Sampai sekitar pertengahan abad ke-14, umat Kristen Ortodoks di Lituania tidak menoleransi penindasan agama. Agama Kristen penduduk Rusia berhubungan dengan hubungan feodal yang berkembang di Lituania. Ortodoksi menyebar di antara orang-orang Lituania dan di antara orang-orang dan elit penguasa (sampai akhir abad ke-14, ada enam belas pangeran Ortodoks di Lituania). Hukum Rusia dan bahasa Rusia dengan cepat berakar di negeri-negeri ini; dokumen negara yang paling penting dari Lituania kemudian ditulis dalam bahasa Rusia (Boris Grekov, "Peasants in Russia", buku 1, edisi kedua, Moskow, 1952, hlm. 252-253).

Gambar
Gambar

Untuk waktu yang lama agama Katolik tidak menyebar di Lituania; apalagi, para biarawan Katolik yang pergi ke sana dari barat sering menjadi korban pembalasan yang kejam. Ini bisa dimengerti: lagipula, di bawah panji Katolik ada musuh orang-orang Lituania dan Rusia - "anjing ksatria". Di bawah panji ini, agresi Jerman ke timur sedang berlangsung. Teror apa yang dia bawa bersamanya ditunjukkan dalam kronik kuno, misalnya, "The Chronicle of Livonia" oleh Henry dari Latvia.

Gambar
Gambar

Ini adalah kasus sampai para pangeran Lituania mulai mencari pemulihan hubungan dengan raja-raja Polandia dan dengan demikian membuka jalan lebar ke Lituania untuk para Yesuit. Segera, upaya-upaya mulai untuk menyatukan kembali Gereja Katolik dan Ortodoks secara paksa di bawah kepemimpinan Vatikan.

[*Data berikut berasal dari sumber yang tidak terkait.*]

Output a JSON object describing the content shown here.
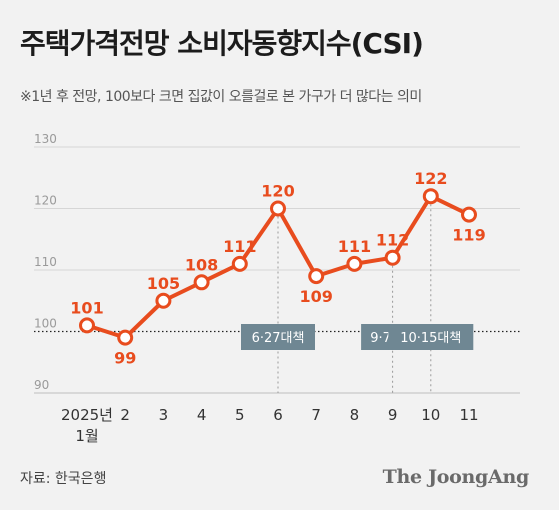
{
  "header": {
    "title": "주택가격전망 소비자동향지수(CSI)",
    "subtitle": "※1년 후 전망, 100보다 크면 집값이 오를걸로 본 가구가 더 많다는 의미"
  },
  "footer": {
    "source": "자료: 한국은행",
    "brand": "The JoongAng"
  },
  "colors": {
    "line": "#e84c1e",
    "label": "#e84c1e",
    "annotation_bg": "#6f8793",
    "annotation_text": "#ffffff",
    "grid": "#d6d6d6",
    "axis_text": "#9a9a9a",
    "x_text": "#333333"
  },
  "chart_data": {
    "type": "line",
    "x": [
      "2025년\n1월",
      "2",
      "3",
      "4",
      "5",
      "6",
      "7",
      "8",
      "9",
      "10",
      "11"
    ],
    "series": [
      {
        "values": [
          101,
          99,
          105,
          108,
          111,
          120,
          109,
          111,
          112,
          122,
          119
        ]
      }
    ],
    "ylim": [
      90,
      130
    ],
    "yticks": [
      90,
      100,
      110,
      120,
      130
    ],
    "reference_line": 100,
    "grid": true,
    "annotations": [
      {
        "x_index": 5,
        "label": "6·27대책"
      },
      {
        "x_index": 8,
        "label": "9·7대책"
      },
      {
        "x_index": 9,
        "label": "10·15대책"
      }
    ]
  }
}
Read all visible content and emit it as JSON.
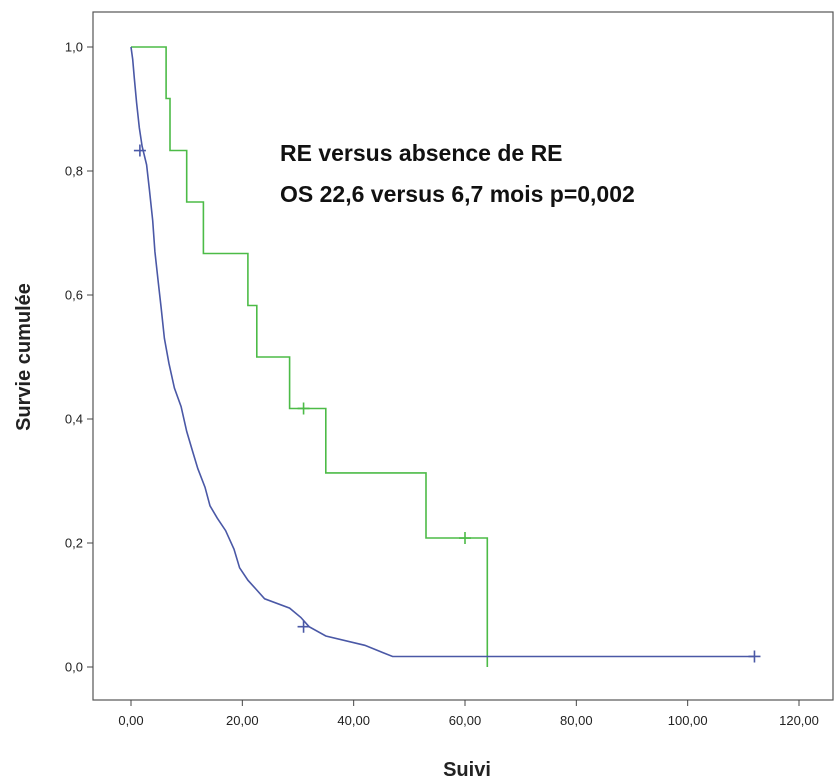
{
  "chart_data": {
    "type": "line",
    "subtype": "kaplan-meier step",
    "xlabel": "Suivi",
    "ylabel": "Survie cumulée",
    "xlim": [
      0,
      120
    ],
    "ylim": [
      0,
      1
    ],
    "x_ticks": [
      "0,00",
      "20,00",
      "40,00",
      "60,00",
      "80,00",
      "100,00",
      "120,00"
    ],
    "y_ticks": [
      "0,0",
      "0,2",
      "0,4",
      "0,6",
      "0,8",
      "1,0"
    ],
    "annotation_lines": [
      "RE versus absence de RE",
      "OS 22,6 versus 6,7 mois p=0,002"
    ],
    "grid": false,
    "legend": "none",
    "series": [
      {
        "color": "#4cbb47",
        "steps": [
          [
            0,
            1.0
          ],
          [
            6.3,
            1.0
          ],
          [
            6.3,
            0.917
          ],
          [
            7.0,
            0.917
          ],
          [
            7.0,
            0.833
          ],
          [
            10.0,
            0.833
          ],
          [
            10.0,
            0.75
          ],
          [
            13.0,
            0.75
          ],
          [
            13.0,
            0.667
          ],
          [
            21.0,
            0.667
          ],
          [
            21.0,
            0.583
          ],
          [
            22.6,
            0.583
          ],
          [
            22.6,
            0.5
          ],
          [
            28.5,
            0.5
          ],
          [
            28.5,
            0.417
          ],
          [
            35.0,
            0.417
          ],
          [
            35.0,
            0.313
          ],
          [
            53.0,
            0.313
          ],
          [
            53.0,
            0.208
          ],
          [
            64.0,
            0.208
          ],
          [
            64.0,
            0.0
          ]
        ],
        "censored": [
          [
            31.0,
            0.417
          ],
          [
            60.0,
            0.208
          ]
        ]
      },
      {
        "color": "#4a58a6",
        "steps": [
          [
            0,
            1.0
          ],
          [
            0.3,
            0.98
          ],
          [
            0.6,
            0.95
          ],
          [
            1.0,
            0.91
          ],
          [
            1.5,
            0.87
          ],
          [
            2.0,
            0.84
          ],
          [
            2.8,
            0.81
          ],
          [
            3.3,
            0.77
          ],
          [
            3.9,
            0.72
          ],
          [
            4.3,
            0.67
          ],
          [
            4.9,
            0.62
          ],
          [
            5.4,
            0.58
          ],
          [
            6.0,
            0.53
          ],
          [
            6.8,
            0.49
          ],
          [
            7.8,
            0.45
          ],
          [
            9.0,
            0.42
          ],
          [
            10.0,
            0.38
          ],
          [
            11.0,
            0.35
          ],
          [
            12.0,
            0.32
          ],
          [
            13.3,
            0.29
          ],
          [
            14.2,
            0.26
          ],
          [
            15.5,
            0.24
          ],
          [
            17.0,
            0.22
          ],
          [
            18.5,
            0.19
          ],
          [
            19.5,
            0.16
          ],
          [
            21.0,
            0.14
          ],
          [
            22.5,
            0.125
          ],
          [
            24.0,
            0.11
          ],
          [
            28.5,
            0.095
          ],
          [
            30.5,
            0.08
          ],
          [
            32.0,
            0.065
          ],
          [
            35.0,
            0.05
          ],
          [
            42.0,
            0.035
          ],
          [
            47.0,
            0.017
          ],
          [
            112.0,
            0.017
          ]
        ],
        "censored": [
          [
            1.6,
            0.833
          ],
          [
            31.0,
            0.065
          ],
          [
            112.0,
            0.017
          ]
        ]
      }
    ]
  }
}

Yang pertama dengan gigih membantu para paus dalam upaya ini adalah Grand Duke Jagiello dari Lituania (memerintah dari tahun 1377), yang pada mulanya adalah Ortodoks, tetapi kemudian, pada tahun 1386, karena alasan politik pindah ke Katolik, membuat perjanjian dengan Polandia dan mengambil gelar tersebut. dari raja Polandia. Ia mendirikan keuskupan Katolik pertama di Vilna, memberikan keuntungan hukum bagi umat Katolik Lituania, dan mulai membangun gereja. Dalam salah satu suratnya dikatakan: “Kami memutuskan, memutuskan, berjanji, mewajibkan dan atas penerimaan orang-orang kudus, semua orang dari orang-orang Lituania dari kedua jenis kelamin, dalam pangkat, kondisi dan pangkat apa pun mereka, mengambil sumpah pada iman Katolik dan ketaatan suci Gereja Roma., untuk menarik dan melekatkan dengan segala cara "(M. Koyalovich," Persatuan Gereja Lituania ", vol. 1, Moskow, 1859, hlm. 8).

Gambar
Gambar

Semua orang Rusia yang tidak ingin masuk Katolik dilarang oleh Yagiello untuk menikah dengan orang Katolik dan memegang jabatan publik. Pendeta Katolik menerima kursi di Senat di bawahnya.

Gambar
Gambar

Posisi Katolik secara khusus diperkuat ketika Stefan Batory (memerintah dari tahun 1576 hingga 1586) menjadi raja negara bagian Polandia-Lithuania, yang, seperti Jagaila, yang memeluk agama Katolik, mulai menggurui "Masyarakat Yesus" dengan segala cara yang memungkinkan. Dia suka mengulangi: "Jika saya bukan seorang raja, saya akan menjadi seorang Jesuit" (kutipan dari buku Nikolai Lyubovich "Tentang sejarah Jesuit di tanah Lituania-Rusia di abad ke-16", M., 1888, hal.28). Dia menyamakan kolegium Vilna mereka dengan Universitas Krakow yang terkenal dan mengubahnya menjadi akademi. Mengambil Polotsk pada tahun 1579, ia segera mendirikan sebuah perguruan tinggi Yesuit di sana, di mana ia menerima ucapan terima kasih khusus dari nuncio kepausan Caligari (dari buku "Monuments of Cultural and Diplomatic Relations between Russia and Italy", vol. 1, issue 1, L., 1925, hlm. 71).

Dari 1587 hingga 1632, Sigismund III memerintah - seorang murid dari Jesuit Skarga Varshevitsky, rektor Akademi Jesuit Vilna. Skarga yang disebutkan menjadi pengakuan raja ini. Bukan tanpa alasan Sigismund menyebut dirinya "raja Jesuit". Di bawahnya, penindasan terhadap rakyat Ukraina dan Belarusia berlangsung dengan lancar. Pada masa pemerintahannya Brest Church Union berlangsung.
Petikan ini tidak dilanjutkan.